Speak strongly, speak active
If you use passive voice you are failing to state why things are the way they are. The passive voice suggests things happen and they happen on their own, or by accident. This is rarely the case.
Anat Shenker-Osorio artfully highlights the absurdity in her book, Don’t Buy It:
“People lost their homes.” Even I, who lose my keys on a weekly basis, have never managed to misplace my house. People do not lose their homes. Lenders seize them — evicting grandmothers and forcing fathers to tell school kids their rooms are no longer their own.”
There are other examples.
- People losing their jobs and losing benefits. No — their boss fired them.
- People were injured. No — someone shot them.
- Wages declined. No — employers are paying less.
If you are advocating for people then they’ve probably been affected by the decision or action of another person. Describe that interaction by showing the subject in the sentence performing the action.
Shenker-Osorio again:
Unless we show that people did bad things, it’s impossible to believe people could do other things that would lead to desirable new outcomes.
Show the villain and you show the problem. Show the problem and you can show the solution.
Consider global warming
Emissions rose. Temperatures soared. Hurricanes increased. People were affected. Towns were flattened. Glaciers retreated.
These are familiar phrases that journalists and campaigners use when communicating the impacts of global warming and climate change. But who’s responsible? In these constructions no one is responsible — they are naturally occurring events or accidents. We know that’s not true. We know whose responsible: a handful of polluters have created most of the pollution that’s causing the hurricanes, fires, and floods that are killing people and wiping out communities.
The passive voice that is so prevalent on this issue it lets the big polluters off the hook.
If you’re guilty, use passive voice
People deploy the passive voice when they are left with no choice but to admit their guilt. They soften the language to obscure their own involvement or excuse others. The classic example is, “mistakes were made”. Richard Nixon, Ronald Reagan, and Bill Clinton have all used this phrase.

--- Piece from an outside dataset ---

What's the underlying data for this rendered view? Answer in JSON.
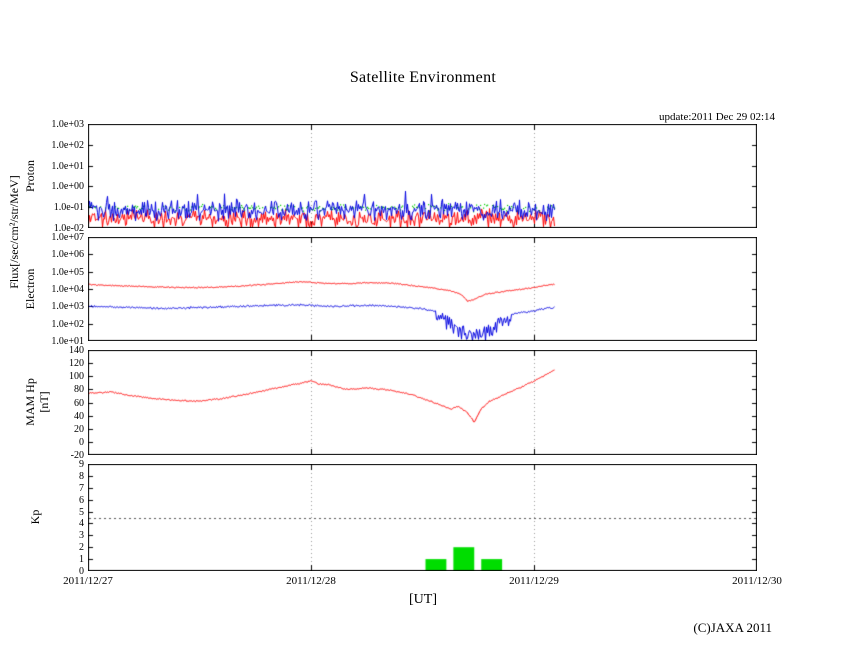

Bernie Madoff artfully used passive voice when asked about his fraudulent activities. In an interview with the New Yorker he said, “To the best of my recollection, my fraud began in the early nineteen-nineties.”
Unable to deny the fraud, he muddied his involvement. If he had used active voice he would have appeared more culpable: “To the best of my recollection, I began committing fraud in the early nineteen-nineties.”
How to check passive voice
It’s sometimes easy to let passive voice slip into your writing. There are a couple of things you can do to check before publishing. In Microsoft Word you can see how much of your document is passive by running a spell check. Once it’s been through your document it will display ‘Readability Statistics’ including what proportion of your document is passive. After the Deadline will show passive voice. So will the Hemingway Editor and my favorite writing tool, Draft.
So there’s no excuse: kill passive voice.